(a) Hidden Markov models (HMM) are used to identify genes in genome sequencing projects. Describe how you would build a hidden Markov model to identify genes in a genome sequence.
(b) Give one other application of hidden Markov models.
(a) Hidden Markov Models are probabilistic frameworks where the observed data (for instance DNA sequence) are modeled as a series of outputs generated by one of several hidden internal states.
As we described earlier, HMMs can be used effectively to describe biological sequences. Let us consider an HMM that models protein-coding genes in eukaryotes as a basic example. It is well known that certain protein-coding regions show codon bias. The non-uniform use of codons results in various symbol statistics for different codon positions (Henderson, 97) and is also a source of the period-3 property in coding regions (Yoon 2009). These properties are not found in introns and are not converted to amino acids. It is therefore necessary to integrate these codon statistics when modeling protein-coding genes and constructing a gene-finder.

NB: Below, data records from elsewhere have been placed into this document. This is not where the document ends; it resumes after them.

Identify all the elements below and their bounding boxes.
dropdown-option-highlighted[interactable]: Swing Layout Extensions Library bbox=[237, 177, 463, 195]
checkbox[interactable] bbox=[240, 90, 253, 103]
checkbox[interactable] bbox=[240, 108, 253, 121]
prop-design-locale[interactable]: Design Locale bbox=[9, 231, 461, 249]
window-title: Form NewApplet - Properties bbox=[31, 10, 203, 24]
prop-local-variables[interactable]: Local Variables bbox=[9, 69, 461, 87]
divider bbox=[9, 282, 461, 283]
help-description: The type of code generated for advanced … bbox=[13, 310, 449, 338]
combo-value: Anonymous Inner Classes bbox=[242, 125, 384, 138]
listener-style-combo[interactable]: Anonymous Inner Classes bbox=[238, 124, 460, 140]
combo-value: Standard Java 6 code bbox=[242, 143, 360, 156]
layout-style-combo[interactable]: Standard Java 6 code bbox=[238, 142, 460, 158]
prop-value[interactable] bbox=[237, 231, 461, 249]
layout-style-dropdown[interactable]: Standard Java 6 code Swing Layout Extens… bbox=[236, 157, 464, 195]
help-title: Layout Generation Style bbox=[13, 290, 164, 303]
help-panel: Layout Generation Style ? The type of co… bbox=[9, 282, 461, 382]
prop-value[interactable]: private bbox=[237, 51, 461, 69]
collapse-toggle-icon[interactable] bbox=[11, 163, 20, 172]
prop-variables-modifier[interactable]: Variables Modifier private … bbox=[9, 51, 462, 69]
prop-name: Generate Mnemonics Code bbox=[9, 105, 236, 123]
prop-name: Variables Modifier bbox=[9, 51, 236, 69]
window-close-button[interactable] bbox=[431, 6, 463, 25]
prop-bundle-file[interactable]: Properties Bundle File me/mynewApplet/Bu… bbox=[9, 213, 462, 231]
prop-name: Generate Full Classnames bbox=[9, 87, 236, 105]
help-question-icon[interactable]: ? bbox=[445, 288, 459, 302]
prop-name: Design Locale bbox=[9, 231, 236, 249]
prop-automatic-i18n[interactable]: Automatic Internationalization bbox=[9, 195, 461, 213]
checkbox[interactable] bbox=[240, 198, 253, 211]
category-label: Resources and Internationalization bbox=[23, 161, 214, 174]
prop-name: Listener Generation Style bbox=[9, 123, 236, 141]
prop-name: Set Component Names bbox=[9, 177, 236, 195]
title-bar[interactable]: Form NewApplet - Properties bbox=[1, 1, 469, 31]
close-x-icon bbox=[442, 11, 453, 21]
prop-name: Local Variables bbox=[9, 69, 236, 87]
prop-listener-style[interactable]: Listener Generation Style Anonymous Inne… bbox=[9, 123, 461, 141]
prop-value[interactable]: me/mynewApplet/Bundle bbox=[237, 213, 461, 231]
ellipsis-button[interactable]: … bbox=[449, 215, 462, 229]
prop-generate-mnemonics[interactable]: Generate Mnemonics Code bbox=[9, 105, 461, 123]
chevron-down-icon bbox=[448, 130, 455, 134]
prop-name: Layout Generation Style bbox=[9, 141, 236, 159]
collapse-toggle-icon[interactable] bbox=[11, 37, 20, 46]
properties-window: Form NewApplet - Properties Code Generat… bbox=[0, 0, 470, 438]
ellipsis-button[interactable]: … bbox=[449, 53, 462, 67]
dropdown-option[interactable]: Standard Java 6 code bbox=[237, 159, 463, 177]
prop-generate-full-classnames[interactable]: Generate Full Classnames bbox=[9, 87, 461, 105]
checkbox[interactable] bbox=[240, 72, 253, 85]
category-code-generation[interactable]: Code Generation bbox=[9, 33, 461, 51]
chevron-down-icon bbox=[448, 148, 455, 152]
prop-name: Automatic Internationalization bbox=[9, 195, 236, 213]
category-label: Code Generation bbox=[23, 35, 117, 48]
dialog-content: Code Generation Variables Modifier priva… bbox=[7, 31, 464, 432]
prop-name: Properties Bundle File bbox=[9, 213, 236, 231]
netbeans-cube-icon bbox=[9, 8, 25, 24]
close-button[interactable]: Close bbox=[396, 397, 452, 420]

Fig 1 displays an HMM toy for the modeling of eukaryotic genes. The HMM in question seeks to capture statistical variations between exons and introns. The HMM has four states in which E1, E2 and E3 are used to model the base statistics in exons. Each EC uses a different set of emission probabilities to represent the symbol statistics at the kth position of the codon. The state I is used to model base statistics for introns. Note that this HMM may reflect genes with several exons, where the corresponding exons may have a variable number of codons, and the introns may also have variable lengths.
This example shows that, if we know the structure and the essential characteristics of the biological sequences of interest, the construction of the corresponding HMM is relatively straightforward and can be performed intuitively.
(b) Hidden Markov Models being statistical can be applied in a wide range of subjects for example in pattern regognition in speech or handwriting, in statistical mechanics, chemistry especially thermodynamics, etc.
Henderson, J., Salzberg, S., & Fasman, K. H. (1997). Finding genes in DNA with a hidden Markov model. Journal of Computational Biology, 4(2), 127-141.
Haussler, D. K. D., & Eeckman, M. G. R. F. H. (1996). A generalized hidden Markov model for the recognition of human genes in DNA. In Proc. int. conf. on intelligent systems for molecular biology, st. louis (pp. 134-142).
Yoon, B. J. (2009). Hidden Markov models and their applications in biological sequence analysis. Current genomics, 10(6), 402-415.